Abigail is forced to send texts on a school-age Nokia mobile phoneAbigail is forced to send texts on a school-age Nokia mobile phone

Abigail is forced to send texts on a school-age Nokia mobile phone – David Rose/The Telegraph

Uber is not owned by one of the Big Five companies, but it does use Google Maps, so that’s out too. There are non-Big Tech social media platforms that have popped up, like Bluesky, but if none of your friends are on them, they’re not much fun. Luckily my Nokia has an upgraded version of Snake to keep me occupied on the Tube.

Entertainment options are also limited: streaming services such as Netflix and Disney + are unlimited because both use Amazon’s cloud technology. As is, of course, Amazon Prime Video.

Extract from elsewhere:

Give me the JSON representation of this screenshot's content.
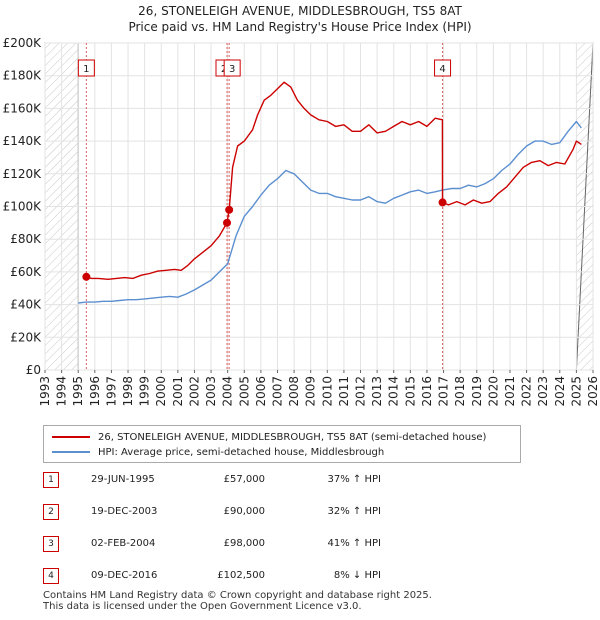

My new Nokia doesn’t have a touch screen or any “smart” functionality, and I feel unintentionally pressing it with my finger while it’s sitting idle on the table, as my iPhone screen lights up to check WhatsApp messages or news alerts to break

The next morning, my usual commuting activities of scanning the news, listening to a podcast or music on Spotify are all banned. Spotify, while not technically one of the “Big Tech” five, uses Google’s cloud software (a current theme). I buy a physical paper to read the headlines using my plastic debit card, which doesn’t get much use these days, as I rely on Apple Pay. So far, so good, but I still have to try to get through an analog workday.

Even if you actively avoid Amazon, Google and Microsoft products and services, their technology is still in the DNA of almost every website in the world. Not only is Amazon responsible for 65 to 70 percent of online marketplace sales in the US, it is the largest cloud technology provider in the world, with a 31 percent market share. I want to know what percentage of global search traffic goes through Google, but ironically, I can’t Google it, because I’m banned. (The answer, if you’re interested, is 91 percent.)

'Hello, is that my editor?  I'm afraid I'll give you 1200 words, handwritten, in Biro''Hello, is that my editor?  I'm afraid I'll give you 1200 words, handwritten, in Biro'

‘Hello, is that my editor? I’m afraid I’ll give you 1200 words, handwritten, in Biro’ – David Rose/The Telegraph

Technically I’m cheating a bit, because I’m caught up in the Apple ecosystem and so I also have an Apple computer, without which I would have to write this article by hand. (I tried, but decided it would take about eight hours to write 1,200 words and I’d miss my deadline. Besides, I don’t think my editor would take kindly to handing it in a pile of pages of Biro-scribbled notes. )

Since going on a Big Tech diet makes web browsing nearly impossible, Big Tech Detective’s purpose seems to be to draw attention to the issue rather than solve it. The alternatives even depend on the tech giants: ironically, the other privacy-focused search engine, DuckDuckGo, is blocked because it uses Google and Microsoft technologies. Out of curiosity, I tried Apple’s website, and found that it even relies on resources from Google.

I’m glad this is just a 24-hour crash course in Big Tech veganism and I can go straight back to being a carnivore, reveling in the ease of digital dependency. I’m ashamed to admit that after a day without it, I go home desperate for the digital riches of my smartphone. A life without the tech giants might be possible, but I’m not willing to go off the grid.